A recent CNN report suggested that Lazarus’s activities now extend across numerous banks, mostly in emerging economies including Nigeria. This group’s hackers, Kasperskys’ researchers indicate, have launched cyber assaults on financial institutions in Costa Rica, Ethiopia, Gabon, India, Indonesia, Iraq, Kenya, Malaysia, Nigeria, Poland, Taiwan, Thailand, and Uruguay.

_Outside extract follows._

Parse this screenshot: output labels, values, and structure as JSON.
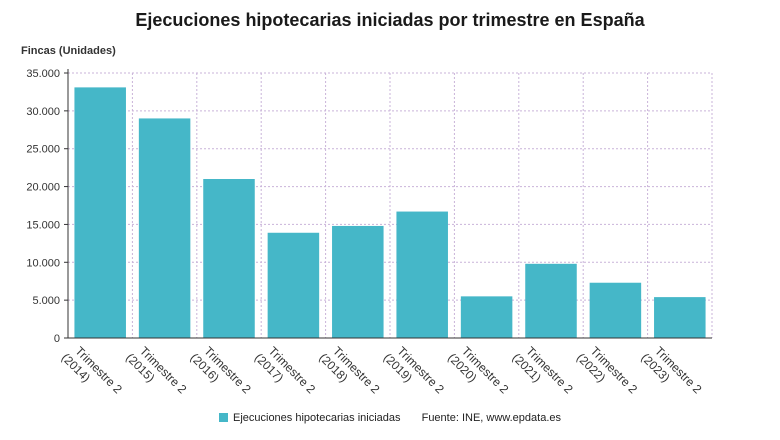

In 2013 alone, Nigeria reported losses of approximately 40 billion ($1.4b at the time) to cyber criminals. This hefty sum, however, only constitutes a fraction of the over $200b lost globally to cybercrime every year. Reports of state-sponsored cyber theft are rare, making the possible involvement of North Korea in this sphere particularly noteworthy. It’s no secret that states have been accused of sponsoring hacking operations to pilfer intellectual property, with the US, Russia, and China frequently pointing fingers at each other.

But how did Kaspersky conclude that North Korea could be linked to the Lazarus hacking group?

The North Korean cyber connection first materialized in 2014, after Hollywood released a film that satirized North Korean leader Kim Jong Un. This comedic jab did not sit well with North Korea, and shortly thereafter, entertainment giant Sony fell victim to a crippling cyberattack. The FBI investigations that followed pointed towards the shadowy Lazarus group as potential culprits and subsequent findings indicated a North Korean connection. While North Korea never explicitly denied involvement, the nation’s internet mysteriously crashed for 19 hours in what appeared to be a retaliatory action from the United States.

Kaspersky Labs presented its findings at a cybersecurity conference in the Caribbean, noting that there were unusual testing activities observed from VPN/proxy servers. More intriguingly, they detected a short connection originating from an exceedingly uncommon IP address range based in North Korea. This finding points towards possible involvement of Lazarus group members from North Korea, although they caution that this evidence is not enough to provide definitive attribution, as the connection session could have been a deceptive maneuver.

Despite the circumstantial evidence, the question of who is ultimately behind these cyberattacks remains an open-ended query. Other powerful states could potentially be the real culprits. Given the sensational revelations and echoes from online communities, Russia emerges as a feasible suspect worth considering, further complicated by the fact that Kaspersky happens to be a Russian multinational company.

This recent turbulence in the cyber world comes two years after Kaspersky released a report indicating that around 30 banks, primarily based in Russia, may have fallen prey to a $1 billion heist. As cybersecurity continues to evolve and technology advances, the battleground for cybercrime seems to grow ever more complex and fraught with uncertainties.